Fonetiikan Päivät 2002

ABSTRACT

A new database project has been launched at the Institute of Cybernetics this year. It aims the collection of telephone speech from a large number of speakers for speech and speaker recognition purposes. At least 1000 speakers are expected to participate in recordings. SpeechDat databases (http://www.speechdat.org), especially Finnish SpeechDat, has been chosen as a prototype for the Estonian database. It means that principles of corpus design, file formats, recording and labeling methods implemented by SpeechDat consortium will be followed as closely as possible.
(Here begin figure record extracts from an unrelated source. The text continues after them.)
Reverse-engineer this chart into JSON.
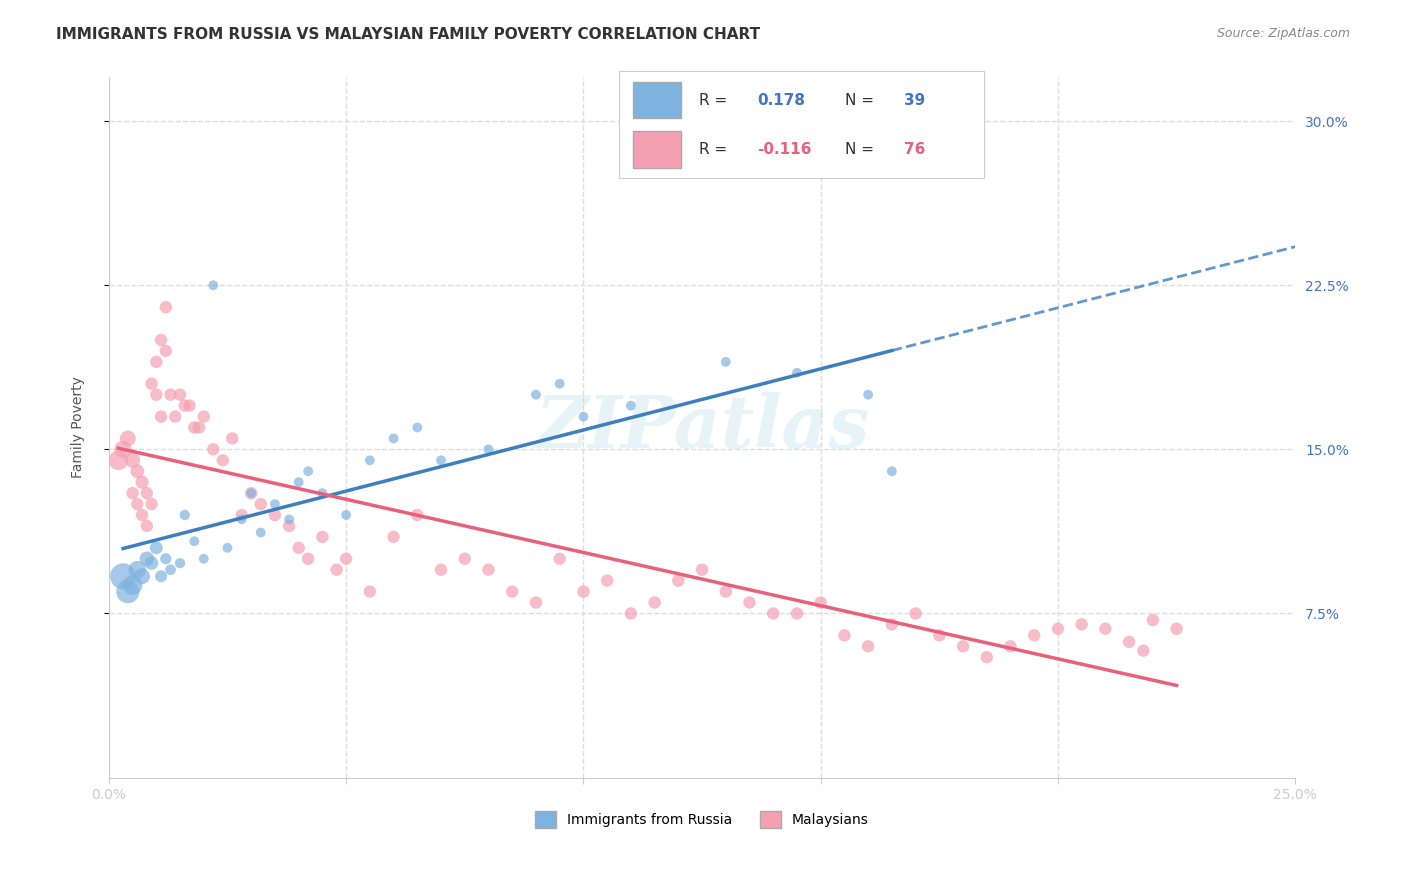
{
  "title": "IMMIGRANTS FROM RUSSIA VS MALAYSIAN FAMILY POVERTY CORRELATION CHART",
  "source": "Source: ZipAtlas.com",
  "ylabel": "Family Poverty",
  "ytick_labels": [
    "7.5%",
    "15.0%",
    "22.5%",
    "30.0%"
  ],
  "ytick_values": [
    0.075,
    0.15,
    0.225,
    0.3
  ],
  "xlim": [
    0.0,
    0.25
  ],
  "ylim": [
    0.0,
    0.32
  ],
  "legend_russia_r": "0.178",
  "legend_russia_n": "39",
  "legend_malaysia_r": "-0.116",
  "legend_malaysia_n": "76",
  "blue_color": "#7EB3E0",
  "pink_color": "#F4A0B0",
  "blue_line_color": "#3D7FBF",
  "pink_line_color": "#E8607A",
  "blue_r_color": "#4472C4",
  "pink_r_color": "#E8607A",
  "background_color": "#FFFFFF",
  "title_fontsize": 11,
  "watermark": "ZIPatlas",
  "russia_x": [
    0.003,
    0.004,
    0.005,
    0.006,
    0.007,
    0.008,
    0.009,
    0.01,
    0.011,
    0.012,
    0.013,
    0.015,
    0.016,
    0.018,
    0.02,
    0.022,
    0.025,
    0.028,
    0.03,
    0.032,
    0.035,
    0.038,
    0.04,
    0.042,
    0.045,
    0.05,
    0.055,
    0.06,
    0.065,
    0.07,
    0.08,
    0.09,
    0.095,
    0.1,
    0.11,
    0.13,
    0.145,
    0.16,
    0.165
  ],
  "russia_y": [
    0.092,
    0.085,
    0.088,
    0.095,
    0.092,
    0.1,
    0.098,
    0.105,
    0.092,
    0.1,
    0.095,
    0.098,
    0.12,
    0.108,
    0.1,
    0.225,
    0.105,
    0.118,
    0.13,
    0.112,
    0.125,
    0.118,
    0.135,
    0.14,
    0.13,
    0.12,
    0.145,
    0.155,
    0.16,
    0.145,
    0.15,
    0.175,
    0.18,
    0.165,
    0.17,
    0.19,
    0.185,
    0.175,
    0.14
  ],
  "russia_size": [
    350,
    280,
    200,
    160,
    130,
    110,
    95,
    85,
    75,
    65,
    60,
    55,
    55,
    50,
    50,
    50,
    50,
    50,
    50,
    50,
    50,
    50,
    50,
    50,
    50,
    50,
    50,
    50,
    50,
    50,
    50,
    50,
    50,
    50,
    50,
    50,
    50,
    50,
    50
  ],
  "malaysia_x": [
    0.002,
    0.003,
    0.004,
    0.005,
    0.005,
    0.006,
    0.006,
    0.007,
    0.007,
    0.008,
    0.008,
    0.009,
    0.009,
    0.01,
    0.01,
    0.011,
    0.011,
    0.012,
    0.012,
    0.013,
    0.014,
    0.015,
    0.016,
    0.017,
    0.018,
    0.019,
    0.02,
    0.022,
    0.024,
    0.026,
    0.028,
    0.03,
    0.032,
    0.035,
    0.038,
    0.04,
    0.042,
    0.045,
    0.048,
    0.05,
    0.055,
    0.06,
    0.065,
    0.07,
    0.075,
    0.08,
    0.085,
    0.09,
    0.095,
    0.1,
    0.105,
    0.11,
    0.115,
    0.12,
    0.125,
    0.13,
    0.135,
    0.14,
    0.145,
    0.15,
    0.155,
    0.16,
    0.165,
    0.17,
    0.175,
    0.18,
    0.185,
    0.19,
    0.195,
    0.2,
    0.205,
    0.21,
    0.215,
    0.218,
    0.22,
    0.225
  ],
  "malaysia_y": [
    0.145,
    0.15,
    0.155,
    0.13,
    0.145,
    0.125,
    0.14,
    0.12,
    0.135,
    0.115,
    0.13,
    0.125,
    0.18,
    0.175,
    0.19,
    0.165,
    0.2,
    0.195,
    0.215,
    0.175,
    0.165,
    0.175,
    0.17,
    0.17,
    0.16,
    0.16,
    0.165,
    0.15,
    0.145,
    0.155,
    0.12,
    0.13,
    0.125,
    0.12,
    0.115,
    0.105,
    0.1,
    0.11,
    0.095,
    0.1,
    0.085,
    0.11,
    0.12,
    0.095,
    0.1,
    0.095,
    0.085,
    0.08,
    0.1,
    0.085,
    0.09,
    0.075,
    0.08,
    0.09,
    0.095,
    0.085,
    0.08,
    0.075,
    0.075,
    0.08,
    0.065,
    0.06,
    0.07,
    0.075,
    0.065,
    0.06,
    0.055,
    0.06,
    0.065,
    0.068,
    0.07,
    0.068,
    0.062,
    0.058,
    0.072,
    0.068
  ],
  "malaysia_size": [
    200,
    160,
    130,
    80,
    120,
    80,
    100,
    80,
    90,
    80,
    80,
    80,
    80,
    80,
    80,
    80,
    80,
    80,
    80,
    80,
    80,
    80,
    80,
    80,
    80,
    80,
    80,
    80,
    80,
    80,
    80,
    80,
    80,
    80,
    80,
    80,
    80,
    80,
    80,
    80,
    80,
    80,
    80,
    80,
    80,
    80,
    80,
    80,
    80,
    80,
    80,
    80,
    80,
    80,
    80,
    80,
    80,
    80,
    80,
    80,
    80,
    80,
    80,
    80,
    80,
    80,
    80,
    80,
    80,
    80,
    80,
    80,
    80,
    80,
    80,
    80
  ],
  "grid_color": "#DDDDDD"
}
The automatic recording system and labeling software developed by SpeechDat partners have been adopted for Estonian, as well.

The main characteristics of the Estonian SpeechDat database will be as follows:

Sampling rate: 8 kHz

Signal format: 8-bit A-law, mono

Signal source: calls from fixed and cellular phones

Calling environment: home/office, public place

Speakers: at least 1000 (500 female, 500 male)

Speech items: isolated digits, connected digits, natural numbers, money amounts, spelled words, time phrases, date phrases, yes/no questions, names, application words, phonetically rich words, application phrases, phonetically rich sentences.

The duration of the project has been planned for 24 months divided into four main stages:

Preparatory activities (6 months)

Recordings (4-6 months)

Segmentation and labeling (10-12 months)

Completion (4-6 months)

Currently, the preparatory activities are completed and intensive recording period is about to begin.

In our presentation different aspects of the first stage of the project will be discussed and up to date progress will be reported.